Alberta bought RedDot CMS in 2004. Once installed, eight ministries and 26 projects operated on the shared platform. This is where they create and maintain their projects and publish the site to their own Web server. However, some departments chose to install separate implementations.
In addition to that production environment, the government has a development environment set up for testing and CMS training. It now is testing a clustered RedDot CMS installation. Each ministry or project has its own deployment.
One of the largest implementations was Service Alberta at www.servicealberta.gov.ab.ca. This collaborative site offers one-stop access to programs and services for the province's residents. Since the content and target audience were diverse, a true taxonomy-driven site was a must. And the conversion to RedDot CMS was the underpinning for migration to a full portal site.

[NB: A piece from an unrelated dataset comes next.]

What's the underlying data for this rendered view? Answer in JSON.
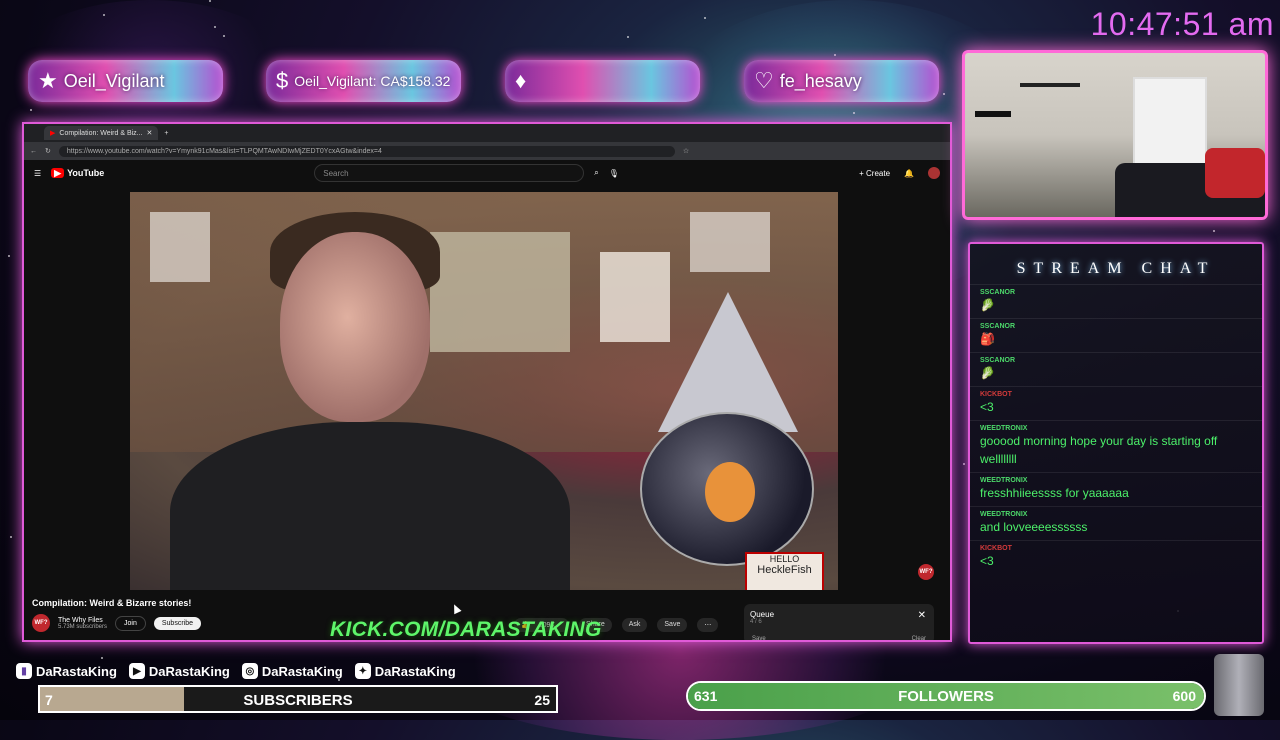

The government also bought an enterprise license for RedDot Live Server. Like RedDot CMS 6.5, this came with enterprise licenses for automatic update abilities. Live Server lets Service Alberta decentralize its authoring process to all Alberta government ministries and entities. This lets Service Alberta develop a dynamically scalable navigation that accommodates content growth.
With this system, content authors no longer are concerned with linking pages in the appropriate sections of the site. Instead, they focus on accurately labeling the content record with the pertinent taxonomy values -- audience, topic and content type, for instance. Live Server dynamically indexes the content records and generates all the navigation. Users can browse the site by topic, audience and content type.
Results: RedDot CMS has prompted "the large adoption and enthusiasm toward content management," said Aaron Nissen, Web analyst with the Alberta government. "Many departments have been able to produce more consistent-looking Web sites in a shorter amount of time."
Previous technology used: Some ministries have not yet migrated to RedDot CMS. But each ministry that previously implemented RedDot had its own prior processes for deploying Web sites. Some used manual HTML-coded Web sites. Others used content management systems including Microsoft CMS and other customized offerings.